Bu insanlar durup dururken ortaya çıkmadı. Amerika’da veya Avrupa’da yetiştirilip aramıza gönderilmediler. Söz konusu cinayetleri işlemeye başlayıncaya kadar“bizden biri” gibi görünüyorlardı gözümüze. Belki gerçekten de “bizden biri”oldukları için…

***

Belki hatırlayan olur, geçenlerde şunu yazmıştım: “Gülen’in vazettiği din tasavvuruna ve bilhassa fıkıh anlayışına ilahiyatçılarımızın çoğunun itirazı olmadığı vakıa. Tıpkı istediği zaman Hz. Peygamber’le görüşebilmesi gibi fevkaladelik iddialarına tasavvuf camiasında ciddi bir itirazın söz konusu olmadığı gibi...”
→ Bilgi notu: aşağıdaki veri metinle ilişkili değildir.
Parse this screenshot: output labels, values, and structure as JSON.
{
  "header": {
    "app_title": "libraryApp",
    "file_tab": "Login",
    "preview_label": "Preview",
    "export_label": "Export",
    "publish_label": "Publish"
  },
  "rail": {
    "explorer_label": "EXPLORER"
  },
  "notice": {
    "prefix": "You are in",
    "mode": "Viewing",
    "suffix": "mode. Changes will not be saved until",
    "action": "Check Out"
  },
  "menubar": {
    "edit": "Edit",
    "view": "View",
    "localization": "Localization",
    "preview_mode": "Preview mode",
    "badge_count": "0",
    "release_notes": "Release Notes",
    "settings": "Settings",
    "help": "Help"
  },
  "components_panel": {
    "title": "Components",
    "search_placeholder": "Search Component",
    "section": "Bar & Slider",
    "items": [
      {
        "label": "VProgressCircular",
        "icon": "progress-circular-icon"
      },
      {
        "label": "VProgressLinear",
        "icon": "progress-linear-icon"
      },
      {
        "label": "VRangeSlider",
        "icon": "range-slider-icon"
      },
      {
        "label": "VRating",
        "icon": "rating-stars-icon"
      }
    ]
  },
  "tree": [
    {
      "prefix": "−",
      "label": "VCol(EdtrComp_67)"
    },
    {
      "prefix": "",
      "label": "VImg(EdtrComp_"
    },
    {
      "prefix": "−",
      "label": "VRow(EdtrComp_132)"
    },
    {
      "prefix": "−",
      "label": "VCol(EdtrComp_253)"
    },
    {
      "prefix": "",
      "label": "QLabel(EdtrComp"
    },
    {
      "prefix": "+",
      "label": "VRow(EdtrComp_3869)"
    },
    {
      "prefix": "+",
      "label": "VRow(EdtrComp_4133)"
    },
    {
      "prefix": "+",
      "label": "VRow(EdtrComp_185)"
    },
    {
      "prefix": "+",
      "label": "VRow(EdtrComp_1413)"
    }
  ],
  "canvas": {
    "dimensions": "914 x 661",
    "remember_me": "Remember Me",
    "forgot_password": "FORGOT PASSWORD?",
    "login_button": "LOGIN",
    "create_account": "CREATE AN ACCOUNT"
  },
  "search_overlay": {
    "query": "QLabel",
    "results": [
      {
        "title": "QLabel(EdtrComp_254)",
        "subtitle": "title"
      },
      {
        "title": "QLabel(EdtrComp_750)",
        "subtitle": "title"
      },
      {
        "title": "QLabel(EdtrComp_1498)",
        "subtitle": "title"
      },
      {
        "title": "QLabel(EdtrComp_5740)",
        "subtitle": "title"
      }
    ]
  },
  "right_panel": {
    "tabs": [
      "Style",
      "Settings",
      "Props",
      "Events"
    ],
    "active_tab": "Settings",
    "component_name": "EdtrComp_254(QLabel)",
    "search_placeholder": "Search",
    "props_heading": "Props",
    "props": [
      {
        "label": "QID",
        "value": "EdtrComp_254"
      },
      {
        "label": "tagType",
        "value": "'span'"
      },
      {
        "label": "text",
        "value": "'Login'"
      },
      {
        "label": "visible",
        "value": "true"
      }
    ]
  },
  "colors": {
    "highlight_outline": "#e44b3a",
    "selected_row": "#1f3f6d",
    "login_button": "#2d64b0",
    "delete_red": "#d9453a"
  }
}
Peki, o itirazları neden göremiyoruz? Çünkü içtiğimiz su aynı olduğu için maalesef ortak su kaynağındaki bakterilerden muzdaribiz hepimiz aslında. Ama belki de hastalığı kendimize kondurmak istemiyoruz. Oysa gerçek şu ki hepimiz aynı bataklığın kıyısındayız. Şikâyet ettiğimiz hastalıklardan kurtulmanın ve korunmanın nihai çaresi o bataklığı kurutmak. Bunu bırakıp sadece bataklığın ürettiği sivrisineklerle uğraşmak faydasız.

Bu arada, doktorun verdiği ilacın tadı acı diye ciddi bir hastalığı ıhlamur içerek atlatmaya çalışmak da akıllıca değil.